With UNIX locales, the breakdown of which means what is relatively well documented.
LC_COLLATE
(string collation)LC_CTYPE
(character conversion)LC_MESSAGES
(messages shown in UI)LC_MONETARY
(formatting of monetary values)LC_NUMERIC
(formatting of non-monetary numeric values)LC_TIME
(formatting of date and time values)LANG
(fallback if any of the above are not set)
Java has a different categorisation which doesn't quite match the real world (as usual):
Locale.getDefault()
Locale.getDefault(Locale.Category.DISPLAY)
Locale.getDefault(Locale.Category.FORMAT)
If you read the documentation on these, Locale.getDefault(Locale.Category.DISPLAY)
appears to correspond to LC_MESSAGES
while Locale.getDefault(Locale.Category.FORMAT)
appears to correspond to some combination of LC_MONETARY
+LC_NUMERIC
+LC_TIME
.
There are problems, though.
If you read the JDK source, you start to find many worrying things. For instance, ResourceBundle.getBundle(String)
- which is entirely about string messages - uses Locale.getDefault()
, not Locale.getDefault(Locale.Category.DISPLAY)
.
So I guess what I want to know is:
Which of these methods is supposed to be used for which purpose?

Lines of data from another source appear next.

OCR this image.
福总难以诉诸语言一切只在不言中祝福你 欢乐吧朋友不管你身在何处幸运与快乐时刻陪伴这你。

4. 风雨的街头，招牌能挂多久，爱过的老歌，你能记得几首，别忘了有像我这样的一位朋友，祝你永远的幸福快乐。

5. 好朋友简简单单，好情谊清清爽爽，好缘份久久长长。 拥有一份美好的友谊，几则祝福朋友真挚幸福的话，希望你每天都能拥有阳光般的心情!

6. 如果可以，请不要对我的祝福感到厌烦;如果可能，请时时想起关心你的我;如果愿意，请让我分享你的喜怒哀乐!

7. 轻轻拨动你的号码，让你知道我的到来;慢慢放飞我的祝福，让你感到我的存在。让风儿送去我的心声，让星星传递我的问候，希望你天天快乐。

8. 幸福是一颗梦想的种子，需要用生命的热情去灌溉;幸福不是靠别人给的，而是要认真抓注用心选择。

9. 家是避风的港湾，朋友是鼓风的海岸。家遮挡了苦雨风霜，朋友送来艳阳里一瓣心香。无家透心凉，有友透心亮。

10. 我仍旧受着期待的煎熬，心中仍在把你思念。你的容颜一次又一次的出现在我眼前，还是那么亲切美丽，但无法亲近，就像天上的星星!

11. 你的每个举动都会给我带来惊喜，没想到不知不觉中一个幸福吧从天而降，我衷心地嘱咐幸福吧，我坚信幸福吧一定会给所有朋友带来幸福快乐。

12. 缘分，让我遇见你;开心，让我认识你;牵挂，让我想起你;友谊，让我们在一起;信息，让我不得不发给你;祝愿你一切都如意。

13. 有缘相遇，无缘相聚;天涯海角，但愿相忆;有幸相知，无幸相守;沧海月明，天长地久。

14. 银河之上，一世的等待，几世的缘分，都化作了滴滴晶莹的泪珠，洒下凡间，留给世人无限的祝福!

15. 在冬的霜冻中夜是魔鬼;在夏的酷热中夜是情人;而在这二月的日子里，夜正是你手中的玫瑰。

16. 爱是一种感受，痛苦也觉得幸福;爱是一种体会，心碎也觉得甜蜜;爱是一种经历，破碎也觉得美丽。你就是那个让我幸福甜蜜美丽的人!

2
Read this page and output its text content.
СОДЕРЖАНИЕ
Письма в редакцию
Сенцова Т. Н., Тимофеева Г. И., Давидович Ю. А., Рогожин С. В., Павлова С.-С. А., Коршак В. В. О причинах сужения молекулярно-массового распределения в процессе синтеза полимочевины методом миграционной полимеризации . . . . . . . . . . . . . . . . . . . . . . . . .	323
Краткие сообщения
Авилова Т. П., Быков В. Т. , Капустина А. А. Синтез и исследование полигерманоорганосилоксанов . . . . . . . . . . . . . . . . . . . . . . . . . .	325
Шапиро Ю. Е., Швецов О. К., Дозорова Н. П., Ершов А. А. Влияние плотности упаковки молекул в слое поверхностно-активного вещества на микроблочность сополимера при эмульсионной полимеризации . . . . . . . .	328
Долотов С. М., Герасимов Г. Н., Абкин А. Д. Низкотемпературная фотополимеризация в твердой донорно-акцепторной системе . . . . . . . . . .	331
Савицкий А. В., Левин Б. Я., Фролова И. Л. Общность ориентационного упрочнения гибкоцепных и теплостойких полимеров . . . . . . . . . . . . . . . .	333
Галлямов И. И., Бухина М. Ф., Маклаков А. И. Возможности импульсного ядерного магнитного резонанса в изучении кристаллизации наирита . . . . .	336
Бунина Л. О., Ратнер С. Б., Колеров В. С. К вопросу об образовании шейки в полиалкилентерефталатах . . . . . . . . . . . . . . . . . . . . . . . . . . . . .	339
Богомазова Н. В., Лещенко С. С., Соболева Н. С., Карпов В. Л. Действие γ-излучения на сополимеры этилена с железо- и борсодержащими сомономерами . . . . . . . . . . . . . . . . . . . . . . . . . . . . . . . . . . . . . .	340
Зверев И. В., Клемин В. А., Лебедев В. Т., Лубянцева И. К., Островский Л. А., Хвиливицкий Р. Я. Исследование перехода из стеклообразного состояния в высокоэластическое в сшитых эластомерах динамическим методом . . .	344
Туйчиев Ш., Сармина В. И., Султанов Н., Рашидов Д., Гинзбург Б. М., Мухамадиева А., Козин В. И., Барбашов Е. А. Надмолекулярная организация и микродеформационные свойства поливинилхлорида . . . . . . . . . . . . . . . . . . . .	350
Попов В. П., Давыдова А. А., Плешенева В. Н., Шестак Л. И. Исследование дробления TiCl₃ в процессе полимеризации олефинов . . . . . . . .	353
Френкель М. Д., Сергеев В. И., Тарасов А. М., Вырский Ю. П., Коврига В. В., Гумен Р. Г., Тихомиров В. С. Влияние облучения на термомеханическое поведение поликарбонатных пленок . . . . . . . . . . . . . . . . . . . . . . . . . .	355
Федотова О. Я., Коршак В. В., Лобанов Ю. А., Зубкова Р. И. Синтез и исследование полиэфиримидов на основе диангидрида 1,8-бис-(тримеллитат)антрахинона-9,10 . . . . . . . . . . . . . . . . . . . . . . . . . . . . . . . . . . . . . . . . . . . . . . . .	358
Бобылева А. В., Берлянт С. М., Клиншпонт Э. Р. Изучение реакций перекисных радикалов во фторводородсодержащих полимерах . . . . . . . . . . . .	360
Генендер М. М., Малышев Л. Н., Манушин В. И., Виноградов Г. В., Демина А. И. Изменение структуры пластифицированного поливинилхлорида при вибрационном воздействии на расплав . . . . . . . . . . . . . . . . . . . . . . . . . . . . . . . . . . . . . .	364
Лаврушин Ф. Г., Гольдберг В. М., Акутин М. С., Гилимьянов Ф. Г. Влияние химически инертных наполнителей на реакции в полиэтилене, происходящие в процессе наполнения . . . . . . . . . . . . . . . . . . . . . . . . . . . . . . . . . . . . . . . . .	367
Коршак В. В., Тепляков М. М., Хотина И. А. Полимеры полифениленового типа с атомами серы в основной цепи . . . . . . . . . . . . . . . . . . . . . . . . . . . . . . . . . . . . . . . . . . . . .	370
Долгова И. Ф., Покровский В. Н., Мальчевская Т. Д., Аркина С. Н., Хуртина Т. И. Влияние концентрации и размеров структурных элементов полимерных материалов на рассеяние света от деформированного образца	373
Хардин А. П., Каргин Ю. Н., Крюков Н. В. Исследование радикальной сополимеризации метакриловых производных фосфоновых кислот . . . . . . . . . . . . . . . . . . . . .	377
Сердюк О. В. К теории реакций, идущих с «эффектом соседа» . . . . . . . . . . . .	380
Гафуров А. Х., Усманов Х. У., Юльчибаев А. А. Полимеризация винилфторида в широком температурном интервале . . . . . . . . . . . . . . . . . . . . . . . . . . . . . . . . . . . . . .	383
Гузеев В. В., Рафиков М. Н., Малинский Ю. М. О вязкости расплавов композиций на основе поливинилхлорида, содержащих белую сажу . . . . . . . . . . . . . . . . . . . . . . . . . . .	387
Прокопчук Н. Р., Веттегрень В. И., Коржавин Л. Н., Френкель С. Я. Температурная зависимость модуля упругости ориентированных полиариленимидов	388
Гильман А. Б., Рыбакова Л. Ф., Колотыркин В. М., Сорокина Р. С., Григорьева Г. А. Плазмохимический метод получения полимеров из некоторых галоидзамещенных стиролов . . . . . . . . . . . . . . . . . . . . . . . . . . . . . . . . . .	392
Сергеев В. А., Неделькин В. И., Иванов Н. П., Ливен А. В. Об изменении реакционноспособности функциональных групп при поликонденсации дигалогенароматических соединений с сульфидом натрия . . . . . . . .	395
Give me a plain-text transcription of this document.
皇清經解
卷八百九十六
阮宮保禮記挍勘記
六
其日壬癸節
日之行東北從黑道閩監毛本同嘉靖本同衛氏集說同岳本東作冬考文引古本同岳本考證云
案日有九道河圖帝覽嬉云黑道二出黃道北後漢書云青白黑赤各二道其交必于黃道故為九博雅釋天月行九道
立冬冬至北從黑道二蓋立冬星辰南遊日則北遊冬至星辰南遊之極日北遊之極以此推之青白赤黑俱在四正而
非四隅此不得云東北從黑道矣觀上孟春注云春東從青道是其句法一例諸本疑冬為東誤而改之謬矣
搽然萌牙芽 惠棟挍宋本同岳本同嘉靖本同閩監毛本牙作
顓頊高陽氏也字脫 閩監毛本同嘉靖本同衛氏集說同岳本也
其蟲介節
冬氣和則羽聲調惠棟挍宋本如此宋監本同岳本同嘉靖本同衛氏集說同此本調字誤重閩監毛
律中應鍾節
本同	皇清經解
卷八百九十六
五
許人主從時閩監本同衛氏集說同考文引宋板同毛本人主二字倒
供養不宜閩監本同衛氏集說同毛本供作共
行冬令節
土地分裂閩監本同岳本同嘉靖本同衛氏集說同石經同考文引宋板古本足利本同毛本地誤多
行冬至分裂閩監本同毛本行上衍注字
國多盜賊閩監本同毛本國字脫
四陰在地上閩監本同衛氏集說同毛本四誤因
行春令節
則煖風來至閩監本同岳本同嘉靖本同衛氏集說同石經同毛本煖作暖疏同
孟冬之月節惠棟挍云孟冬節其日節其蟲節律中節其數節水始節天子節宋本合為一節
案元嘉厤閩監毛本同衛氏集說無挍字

Related, but I made a little test program to see which Java locales corresponded to which UNIX locales and got even more surprising results.
import java.util.Locale;
public class Test {
public static void main(String[] args) {
System.out.println(" Unqualified: " + Locale.getDefault());
System.out.println(" Display: " + Locale.getDefault(Locale.Category.DISPLAY));
System.out.println(" Format: " + Locale.getDefault(Locale.Category.FORMAT));
}
}
Locales according to my shell:
$ locale
LANG="en_US.UTF-8"
LC_COLLATE="en_US.UTF-8"
LC_CTYPE="en_US.UTF-8"
LC_MESSAGES="en_US.UTF-8"
LC_MONETARY="en_US.UTF-8"
LC_NUMERIC="en_US.UTF-8"
LC_TIME="en_US.UTF-8"
LC_ALL="en_US.UTF-8"
Output of the program:
$ java Test
Unqualified: en_AU
Display: en_AU
Format: en_AU
So it turns out Java doesn't even get it from the UNIX locale. It must be using some other back door to get the settings without using those.